# Which currency works best for Hong Kong and Singapore?



## Armada (29 Oct 2009)

Hi Guys, 

I'm heading off on holidays in early 2009. I'm visiting, Singapore, Hong Kong,Thailand and Malaysia.

Obviously I will be using cards but can anyone help me decide which currency is a good all rounder to bring as cash?

 I am looking at both the US dollar and sterling - given the current exchange rate but are these acceptable in those areas or would I be better sticking to each country's own currency.

As an aside does anyone know if the Hong Kong or Singapore Dollar fluctuates much and if so are they now at a good exchange rate?

Thank you for your help.


----------



## Club Scrub (29 Oct 2009)

You should check with your bank but in most cases the LINK or Cirrus system should allow you to withdraw money from ATM's in each country using your Irish ATM card. This can be very handy as you do not need to carry much cash, and also reduces the need to pre-order currencies in advance especially when you are unsure of how much you will need.


----------



## dereko1969 (29 Oct 2009)

I don't think offering US dollars or UK pounds will be much use in those countries as cash. It's either local currency or cards.

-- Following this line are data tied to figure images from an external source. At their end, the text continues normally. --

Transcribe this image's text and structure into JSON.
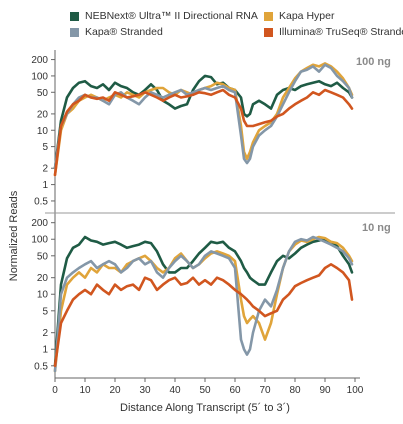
{
  "legend": [
    {
      "name": "NEBNext® Ultra™ II Directional RNA",
      "color": "#1f5b45"
    },
    {
      "name": "Kapa Hyper",
      "color": "#e0a43a"
    },
    {
      "name": "Kapa® Stranded",
      "color": "#8497a8"
    },
    {
      "name": "Illumina® TruSeq® Stranded",
      "color": "#d1561f"
    }
  ],
  "ylabel": "Normalized Reads",
  "xlabel": "Distance Along Transcript (5´ to 3´)",
  "chart_data": [
    {
      "type": "line",
      "panel_label": "100 ng",
      "yscale": "log",
      "ylim": [
        0.3,
        300
      ],
      "xlim": [
        0,
        100
      ],
      "yticks": [
        "0.5",
        "1",
        "2",
        "5",
        "10",
        "20",
        "50",
        "100",
        "200"
      ],
      "ytick_values": [
        0.5,
        1,
        2,
        5,
        10,
        20,
        50,
        100,
        200
      ],
      "series": [
        {
          "name": "NEBNext® Ultra™ II Directional RNA",
          "color": "#1f5b45",
          "x": [
            0,
            2,
            4,
            6,
            8,
            10,
            12,
            14,
            16,
            18,
            20,
            22,
            24,
            26,
            28,
            30,
            32,
            34,
            36,
            38,
            40,
            42,
            44,
            46,
            48,
            50,
            52,
            54,
            56,
            58,
            60,
            62,
            63,
            64,
            65,
            66,
            68,
            70,
            72,
            74,
            76,
            78,
            80,
            82,
            84,
            86,
            88,
            90,
            92,
            94,
            96,
            98,
            99
          ],
          "y": [
            2,
            15,
            40,
            60,
            75,
            80,
            65,
            60,
            70,
            55,
            75,
            65,
            60,
            50,
            45,
            55,
            70,
            55,
            35,
            30,
            25,
            28,
            30,
            55,
            80,
            100,
            95,
            70,
            75,
            60,
            55,
            40,
            20,
            18,
            20,
            30,
            35,
            30,
            25,
            45,
            55,
            60,
            55,
            65,
            70,
            75,
            80,
            70,
            65,
            75,
            60,
            50,
            40
          ]
        },
        {
          "name": "Kapa Hyper",
          "color": "#e0a43a",
          "x": [
            0,
            2,
            4,
            6,
            8,
            10,
            12,
            14,
            16,
            18,
            20,
            22,
            24,
            26,
            28,
            30,
            32,
            34,
            36,
            38,
            40,
            42,
            44,
            46,
            48,
            50,
            52,
            54,
            56,
            58,
            60,
            62,
            63,
            64,
            65,
            66,
            68,
            70,
            72,
            74,
            76,
            78,
            80,
            82,
            84,
            86,
            88,
            90,
            92,
            94,
            96,
            98,
            99
          ],
          "y": [
            1.5,
            10,
            20,
            25,
            35,
            40,
            45,
            40,
            35,
            40,
            45,
            40,
            50,
            45,
            40,
            50,
            55,
            60,
            60,
            50,
            45,
            55,
            50,
            45,
            55,
            60,
            65,
            75,
            70,
            60,
            55,
            12,
            4,
            3,
            4,
            6,
            10,
            12,
            14,
            20,
            40,
            60,
            90,
            120,
            140,
            160,
            150,
            170,
            150,
            120,
            90,
            60,
            45
          ]
        },
        {
          "name": "Kapa® Stranded",
          "color": "#8497a8",
          "x": [
            0,
            2,
            4,
            6,
            8,
            10,
            12,
            14,
            16,
            18,
            20,
            22,
            24,
            26,
            28,
            30,
            32,
            34,
            36,
            38,
            40,
            42,
            44,
            46,
            48,
            50,
            52,
            54,
            56,
            58,
            60,
            62,
            63,
            64,
            65,
            66,
            68,
            70,
            72,
            74,
            76,
            78,
            80,
            82,
            84,
            86,
            88,
            90,
            92,
            94,
            96,
            98,
            99
          ],
          "y": [
            2,
            12,
            20,
            30,
            40,
            45,
            40,
            40,
            35,
            30,
            45,
            50,
            40,
            35,
            30,
            40,
            50,
            45,
            40,
            45,
            50,
            55,
            45,
            50,
            55,
            60,
            55,
            60,
            65,
            55,
            50,
            8,
            3,
            2.5,
            3,
            5,
            8,
            10,
            12,
            18,
            30,
            50,
            80,
            120,
            130,
            150,
            120,
            160,
            140,
            100,
            80,
            60,
            40
          ]
        },
        {
          "name": "Illumina® TruSeq® Stranded",
          "color": "#d1561f",
          "x": [
            0,
            2,
            4,
            6,
            8,
            10,
            12,
            14,
            16,
            18,
            20,
            22,
            24,
            26,
            28,
            30,
            32,
            34,
            36,
            38,
            40,
            42,
            44,
            46,
            48,
            50,
            52,
            54,
            56,
            58,
            60,
            62,
            63,
            64,
            65,
            66,
            68,
            70,
            72,
            74,
            76,
            78,
            80,
            82,
            84,
            86,
            88,
            90,
            92,
            94,
            96,
            98,
            99
          ],
          "y": [
            1.5,
            12,
            22,
            30,
            35,
            45,
            40,
            38,
            40,
            35,
            50,
            45,
            40,
            42,
            45,
            50,
            45,
            40,
            35,
            40,
            45,
            40,
            42,
            45,
            50,
            48,
            45,
            50,
            55,
            45,
            40,
            25,
            15,
            12,
            12,
            12,
            13,
            14,
            15,
            18,
            20,
            25,
            30,
            35,
            40,
            50,
            45,
            55,
            50,
            45,
            40,
            30,
            25
          ]
        }
      ]
    },
    {
      "type": "line",
      "panel_label": "10 ng",
      "yscale": "log",
      "ylim": [
        0.3,
        300
      ],
      "xlim": [
        0,
        100
      ],
      "yticks": [
        "0.5",
        "1",
        "2",
        "5",
        "10",
        "20",
        "50",
        "100",
        "200"
      ],
      "ytick_values": [
        0.5,
        1,
        2,
        5,
        10,
        20,
        50,
        100,
        200
      ],
      "xticks": [
        "0",
        "10",
        "20",
        "30",
        "40",
        "50",
        "60",
        "70",
        "80",
        "90",
        "100"
      ],
      "xtick_values": [
        0,
        10,
        20,
        30,
        40,
        50,
        60,
        70,
        80,
        90,
        100
      ],
      "series": [
        {
          "name": "NEBNext® Ultra™ II Directional RNA",
          "color": "#1f5b45",
          "x": [
            0,
            2,
            4,
            6,
            8,
            10,
            12,
            14,
            16,
            18,
            20,
            22,
            24,
            26,
            28,
            30,
            32,
            34,
            36,
            38,
            40,
            42,
            44,
            46,
            48,
            50,
            52,
            54,
            56,
            58,
            60,
            62,
            63,
            64,
            65,
            66,
            68,
            70,
            72,
            74,
            76,
            78,
            80,
            82,
            84,
            86,
            88,
            90,
            92,
            94,
            96,
            98,
            99
          ],
          "y": [
            0.5,
            15,
            45,
            70,
            80,
            110,
            95,
            90,
            80,
            85,
            90,
            80,
            70,
            75,
            80,
            90,
            85,
            60,
            35,
            25,
            25,
            30,
            30,
            40,
            55,
            70,
            90,
            85,
            90,
            70,
            60,
            40,
            30,
            25,
            20,
            18,
            15,
            15,
            25,
            40,
            50,
            45,
            55,
            70,
            80,
            90,
            95,
            100,
            85,
            75,
            50,
            35,
            25
          ]
        },
        {
          "name": "Kapa Hyper",
          "color": "#e0a43a",
          "x": [
            0,
            2,
            4,
            6,
            8,
            10,
            12,
            14,
            16,
            18,
            20,
            22,
            24,
            26,
            28,
            30,
            32,
            34,
            36,
            38,
            40,
            42,
            44,
            46,
            48,
            50,
            52,
            54,
            56,
            58,
            60,
            62,
            63,
            64,
            65,
            66,
            68,
            70,
            72,
            74,
            76,
            78,
            80,
            82,
            84,
            86,
            88,
            90,
            92,
            94,
            96,
            98,
            99
          ],
          "y": [
            0.4,
            5,
            15,
            20,
            25,
            20,
            30,
            25,
            35,
            30,
            30,
            25,
            35,
            40,
            45,
            50,
            40,
            30,
            25,
            30,
            45,
            55,
            40,
            30,
            35,
            45,
            55,
            60,
            55,
            50,
            40,
            8,
            4,
            3,
            3.5,
            4,
            3,
            1.5,
            3,
            10,
            30,
            60,
            80,
            95,
            90,
            100,
            110,
            105,
            90,
            85,
            70,
            50,
            40
          ]
        },
        {
          "name": "Kapa® Stranded",
          "color": "#8497a8",
          "x": [
            0,
            2,
            4,
            6,
            8,
            10,
            12,
            14,
            16,
            18,
            20,
            22,
            24,
            26,
            28,
            30,
            32,
            34,
            36,
            38,
            40,
            42,
            44,
            46,
            48,
            50,
            52,
            54,
            56,
            58,
            60,
            62,
            63,
            64,
            65,
            66,
            68,
            70,
            72,
            74,
            76,
            78,
            80,
            82,
            84,
            86,
            88,
            90,
            92,
            94,
            96,
            98,
            99
          ],
          "y": [
            0.4,
            10,
            20,
            25,
            30,
            35,
            40,
            30,
            35,
            40,
            35,
            25,
            30,
            40,
            45,
            35,
            40,
            25,
            20,
            30,
            40,
            50,
            40,
            30,
            35,
            50,
            60,
            55,
            50,
            45,
            30,
            1.5,
            1,
            0.8,
            1,
            2,
            5,
            8,
            6,
            12,
            30,
            60,
            90,
            100,
            95,
            110,
            100,
            90,
            80,
            70,
            60,
            45,
            35
          ]
        },
        {
          "name": "Illumina® TruSeq® Stranded",
          "color": "#d1561f",
          "x": [
            0,
            2,
            4,
            6,
            8,
            10,
            12,
            14,
            16,
            18,
            20,
            22,
            24,
            26,
            28,
            30,
            32,
            34,
            36,
            38,
            40,
            42,
            44,
            46,
            48,
            50,
            52,
            54,
            56,
            58,
            60,
            62,
            63,
            64,
            65,
            66,
            68,
            70,
            72,
            74,
            76,
            78,
            80,
            82,
            84,
            86,
            88,
            90,
            92,
            94,
            96,
            98,
            99
          ],
          "y": [
            0.5,
            3,
            5,
            8,
            10,
            12,
            10,
            15,
            12,
            10,
            15,
            12,
            14,
            15,
            12,
            20,
            18,
            12,
            15,
            18,
            20,
            15,
            16,
            20,
            15,
            18,
            15,
            20,
            18,
            15,
            12,
            10,
            9,
            8,
            7,
            6,
            5,
            4,
            4.5,
            5,
            8,
            10,
            14,
            16,
            18,
            20,
            22,
            30,
            35,
            30,
            25,
            18,
            8
          ]
        }
      ]
    }
  ]
}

No idea on the fluctuation of either currency but I'm sure google has the answer, you could hedge by buying US dollars now but who knows where that will be in a few weeks/months.


----------



## Towger (29 Oct 2009)

Armada said:


> US dollar and sterling



I think you will find that the euro is just as good, if not better than the USD (value not dropping as fast as they can be printed!) and as for STG I would not bother. The only advantage of USD is 1 doller notes are good if you want to tip! BTW Cards are all you will need, dont carry large amounts of cash.


----------



## Armada (29 Oct 2009)

Towger said:


> I think you will find that the euro is just as good, if not better than the USD (value not dropping as fast as they can be printed!) and as for STG I would not bother. The only advantage of USD is 1 doller notes are good if you want to tip! BTW Cards are all you will need, dont carry large amounts of cash.


 

Thanks for that, No we will not be carrying large amounts of cash but sometimes it is handy. I agree about the one dollar notes for tipping. Hopefully the tipping culture isn't as prevalent in The East as it is in The West!


----------



## Luckycharm (30 Oct 2009)

Have not been to HOng kong but have been to the other 3 if you have cirrus atm card it works in nearly all banks so just take money out  when there as exchanging money can be alot more costlier with regarding rates/commissions.


----------



## redchariot (3 Nov 2009)

Just back from a trip to Singapore and Vietnam; I found that the best way is to withdraw Singapore Dollars from an ATM; from looking at the exchange places in hotels, side of streets etc, you were only getting at best 1.90$/€ while I was getting 2$/€ by ATM.

In Vietnam, I was amazed with the amount of people (non-Americans) who brought US$ with them as it is "easiest to use" in shops. That is nonsense, although a lot of local shops may accept US$, they will rip you off on the exchange rate; it is so easy to use the local currency, in this case the Dong which once you get your head around the exchange rate (26000Dong/€) is fine.

Six years since I was in Thailand, I brought some € traveller cheques and took ATM withdrawals as well and to be honest it was quite comparable.

Can't speak for Hong Kong or Malaysia sorry


----------